Przeraża fakt, że 7% mam zrezygnowało z proszków dla najmłodszych po kilku pierwszych praniach, gdy okazało się, że dziecko nie ma widocznych objawów alergii ani podrażnień. Dla wielu górną granicą ochrony było ukończenie przez dziecko 1. roku życia. Tym samym okazało się, że świadomość matek, dotycząca konieczności wyjątkowego dbania o skórę dziecka do 3. roku życia, jest minimalna. Ponadto wśród mam pokutuje też wiele mitów związanych z praniem ubranek najmłodszych – to wszystko sprawia, że mamy czują się zagubione w gąszczu porad i wskazówek. Dlatego eksperci podkreślają, że pierwszym krokiem w trosce o zdrową skórę najmłodszych jest edukacja rodziców. Należy pamiętać, że w pierwszych 3 latach życia dziecka jego delikatna skóra nie funkcjonuje jeszcze tak dobrze jak u dorosłych. Nie stanowi pełnej bariery ochronnej dla organizmu i jest niezwykle podatna na podrażnienia. Dlatego w tym czasie w pielęgnacji maluszka ważne jest nie tylko przestrzeganie diety i stosowanie delikatnych kosmetyków, ale także wybór środków piorących przeznaczonych dla najmłodszych.
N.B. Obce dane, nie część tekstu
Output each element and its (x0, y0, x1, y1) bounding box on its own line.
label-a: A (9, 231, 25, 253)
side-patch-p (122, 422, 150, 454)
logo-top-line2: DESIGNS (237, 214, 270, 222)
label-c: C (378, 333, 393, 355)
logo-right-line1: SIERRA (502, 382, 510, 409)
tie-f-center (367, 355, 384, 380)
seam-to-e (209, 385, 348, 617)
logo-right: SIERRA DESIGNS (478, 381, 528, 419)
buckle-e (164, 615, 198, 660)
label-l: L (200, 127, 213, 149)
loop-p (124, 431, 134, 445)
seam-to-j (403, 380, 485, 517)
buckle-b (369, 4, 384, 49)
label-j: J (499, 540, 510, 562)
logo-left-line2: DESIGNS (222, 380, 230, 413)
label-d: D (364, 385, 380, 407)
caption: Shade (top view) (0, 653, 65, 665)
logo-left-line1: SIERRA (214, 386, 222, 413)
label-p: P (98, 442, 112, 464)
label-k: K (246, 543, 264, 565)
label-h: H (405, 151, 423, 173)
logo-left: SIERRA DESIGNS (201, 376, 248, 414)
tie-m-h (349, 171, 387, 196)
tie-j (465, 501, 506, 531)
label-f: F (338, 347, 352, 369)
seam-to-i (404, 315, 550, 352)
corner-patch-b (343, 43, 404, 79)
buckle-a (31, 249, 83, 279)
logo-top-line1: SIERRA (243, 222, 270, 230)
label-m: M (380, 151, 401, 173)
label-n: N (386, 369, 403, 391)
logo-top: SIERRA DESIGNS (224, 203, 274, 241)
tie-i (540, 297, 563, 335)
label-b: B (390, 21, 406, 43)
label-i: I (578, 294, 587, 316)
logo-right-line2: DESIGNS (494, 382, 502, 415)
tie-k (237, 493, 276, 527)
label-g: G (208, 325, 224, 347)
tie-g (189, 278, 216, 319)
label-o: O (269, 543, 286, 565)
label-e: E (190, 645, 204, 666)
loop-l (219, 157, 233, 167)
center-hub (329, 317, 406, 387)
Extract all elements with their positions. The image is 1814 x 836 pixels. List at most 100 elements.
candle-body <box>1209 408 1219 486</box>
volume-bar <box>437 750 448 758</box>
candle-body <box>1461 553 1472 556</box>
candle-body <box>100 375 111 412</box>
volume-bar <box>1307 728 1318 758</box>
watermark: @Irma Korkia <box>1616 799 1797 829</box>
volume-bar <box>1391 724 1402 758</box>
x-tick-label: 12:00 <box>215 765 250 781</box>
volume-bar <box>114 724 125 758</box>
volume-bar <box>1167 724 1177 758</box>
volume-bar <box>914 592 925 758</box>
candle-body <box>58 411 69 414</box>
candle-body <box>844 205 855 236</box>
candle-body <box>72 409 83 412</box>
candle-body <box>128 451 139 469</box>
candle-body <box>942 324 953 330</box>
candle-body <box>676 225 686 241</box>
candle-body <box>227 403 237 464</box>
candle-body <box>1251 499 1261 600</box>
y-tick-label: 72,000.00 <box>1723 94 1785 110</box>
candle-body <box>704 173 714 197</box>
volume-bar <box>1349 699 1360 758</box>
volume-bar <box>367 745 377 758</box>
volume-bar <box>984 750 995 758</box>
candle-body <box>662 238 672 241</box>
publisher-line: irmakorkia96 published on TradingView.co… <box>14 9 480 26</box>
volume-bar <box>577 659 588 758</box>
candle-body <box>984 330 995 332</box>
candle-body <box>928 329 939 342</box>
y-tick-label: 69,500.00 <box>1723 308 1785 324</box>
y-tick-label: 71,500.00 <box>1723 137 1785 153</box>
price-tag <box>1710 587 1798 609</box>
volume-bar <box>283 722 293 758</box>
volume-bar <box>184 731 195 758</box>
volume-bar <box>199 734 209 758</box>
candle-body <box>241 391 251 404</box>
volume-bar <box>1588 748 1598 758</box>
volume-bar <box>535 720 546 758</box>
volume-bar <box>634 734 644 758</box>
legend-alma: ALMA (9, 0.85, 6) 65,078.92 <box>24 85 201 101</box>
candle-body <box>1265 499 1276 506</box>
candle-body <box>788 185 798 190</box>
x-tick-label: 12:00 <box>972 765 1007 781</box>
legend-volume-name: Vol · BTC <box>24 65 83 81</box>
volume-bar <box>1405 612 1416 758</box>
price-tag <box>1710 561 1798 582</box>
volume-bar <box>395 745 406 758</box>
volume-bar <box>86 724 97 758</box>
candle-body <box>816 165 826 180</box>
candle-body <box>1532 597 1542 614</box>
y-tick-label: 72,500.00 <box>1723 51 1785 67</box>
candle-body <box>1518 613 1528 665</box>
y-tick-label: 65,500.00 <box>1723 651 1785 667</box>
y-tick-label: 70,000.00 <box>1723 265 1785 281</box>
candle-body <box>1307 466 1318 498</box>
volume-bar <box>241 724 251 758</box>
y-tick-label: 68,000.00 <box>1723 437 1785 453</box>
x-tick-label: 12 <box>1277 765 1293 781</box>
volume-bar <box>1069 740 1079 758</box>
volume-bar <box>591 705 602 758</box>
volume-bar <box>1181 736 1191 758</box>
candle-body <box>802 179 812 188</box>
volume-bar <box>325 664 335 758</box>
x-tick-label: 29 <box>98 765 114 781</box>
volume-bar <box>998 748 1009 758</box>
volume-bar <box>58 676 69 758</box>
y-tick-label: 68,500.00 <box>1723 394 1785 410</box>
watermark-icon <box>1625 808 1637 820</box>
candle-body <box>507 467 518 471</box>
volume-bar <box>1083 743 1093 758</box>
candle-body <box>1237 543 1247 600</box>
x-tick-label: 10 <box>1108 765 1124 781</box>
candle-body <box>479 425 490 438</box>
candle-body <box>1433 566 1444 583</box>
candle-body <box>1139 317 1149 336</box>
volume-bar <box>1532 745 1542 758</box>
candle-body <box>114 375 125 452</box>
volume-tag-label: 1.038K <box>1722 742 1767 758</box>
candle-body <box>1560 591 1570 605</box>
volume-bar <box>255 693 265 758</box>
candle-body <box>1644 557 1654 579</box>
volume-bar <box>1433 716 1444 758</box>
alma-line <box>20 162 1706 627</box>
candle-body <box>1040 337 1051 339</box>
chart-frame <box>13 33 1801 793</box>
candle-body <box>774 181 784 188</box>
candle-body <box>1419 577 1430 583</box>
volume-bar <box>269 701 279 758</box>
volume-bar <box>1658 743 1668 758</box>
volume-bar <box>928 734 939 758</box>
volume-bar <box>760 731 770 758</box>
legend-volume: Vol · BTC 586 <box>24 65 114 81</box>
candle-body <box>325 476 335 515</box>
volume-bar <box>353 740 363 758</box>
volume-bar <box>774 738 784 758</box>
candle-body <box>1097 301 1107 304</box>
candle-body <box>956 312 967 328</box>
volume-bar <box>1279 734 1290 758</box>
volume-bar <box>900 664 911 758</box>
Fakty i mity na temat prania
1. Jeśli dziecko nie ma alergii, nie ma potrzeby, aby prać w proszkach dla dzieci.
Nieprawda. Skóra dziecka do 3. roku życia jest niedojrzała, a brak objawów alergii nie oznacza, że spełnia swoje funkcje ochronne tak dobrze jak skóra dorosłych.
2. Dziecko należy przyzwyczajać do zwykłych detergentów, aby się uodporniło.
Nieprawda. Skóra dziecka do 3. roku życia jest 5 razy cieńsza niż dorosłych i jeśli nie jest dobrze chroniona, szkodliwe substancje mogą przeniknąć do krwioobiegu i w głąb organizmu.
3. Proszki dla dzieci to naciąganie, wystarczy prać w zwykłym i płukać dwa razy.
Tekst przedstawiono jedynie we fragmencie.